Back in the 1880s through the early 1900s, Europe (and to a lesser degree in America) endured a wave of terror activity – including bombs thrown, and rulers and high officials assassinated. This largely found its roots in the ideologies of, variously, extremist nationalism and Marxist-socialism, together with the dislocations of rapid industrialisation and the growth of a large urban working class. These movements only gave way – temporarily – with the onset of World War I. They returned with even greater force by the end of that war, and then on to the collapse of Europe’s old order.

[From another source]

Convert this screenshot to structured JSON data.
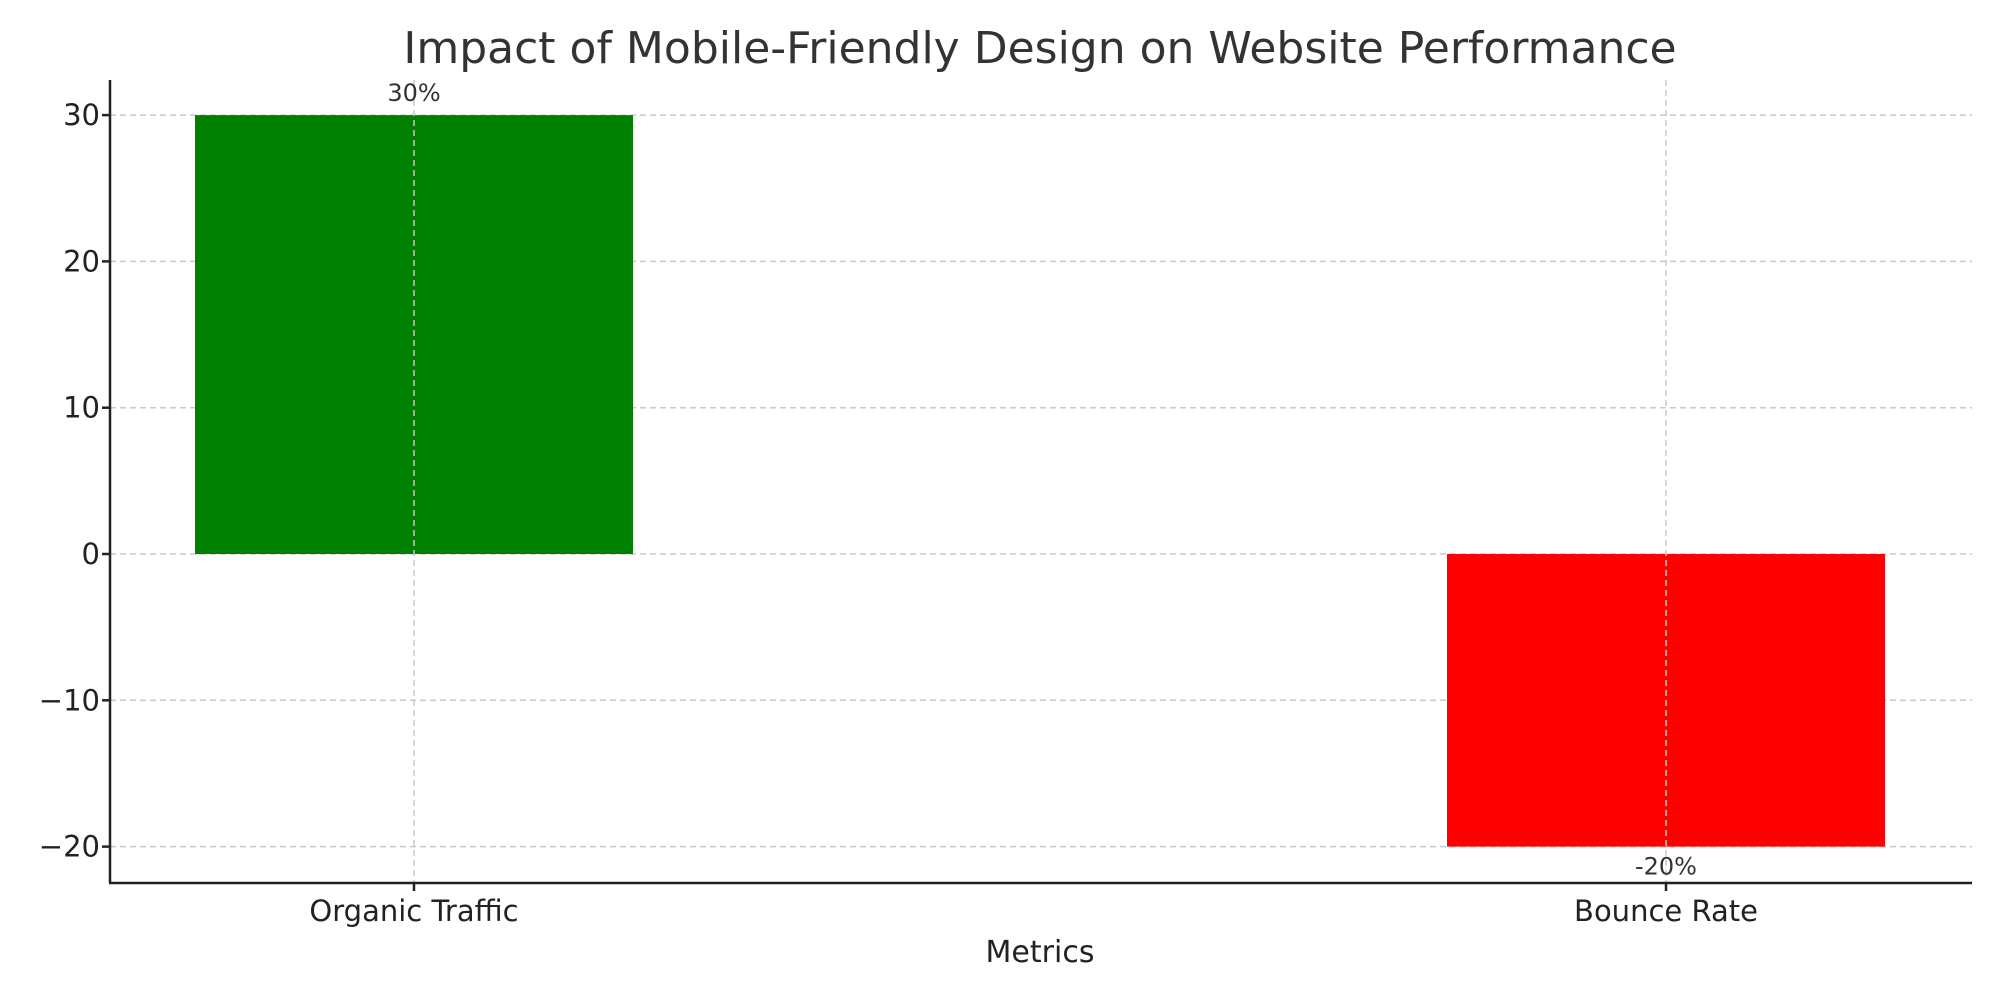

Perhaps the globe must still endure the periodic outbreaks of such violence and increasingly forceful efforts to battle it back down – fuelled by the many conflicts in the Middle East – for years more to come until a new order takes root in the Middle East. And so, maybe Europe’s citizens must come to accept the costs as well as the infringements of civil liberties and life that will be a part of such an effort to push back against urban terror. And just perhaps, despite all the naysayers he encountered when he first broached his idea, maybe Sam Huntington and his view about the inevitable clash of civilizations was on to something both real and terrible after all, something that helps us understand what is happening now, even if his hypothesis offers precious few solutions to help us get out of this, current and real, mess. DM

Photo: A soldier patrols under the Eiffel tower in Paris, France, 14 November 2015. The French government declared a state of emergency, tightened border controls and mobilized 1,500 soldiers in consequence to the 13 November Paris attacks. At least 120 people have been killed in a series of attacks in Paris on 13 November, according to French officials. Eight assailants were killed, seven when they detonated their explosive belts, and one when he was shot by officers, police said. EPA/GUILLAUME HORCAJUELO.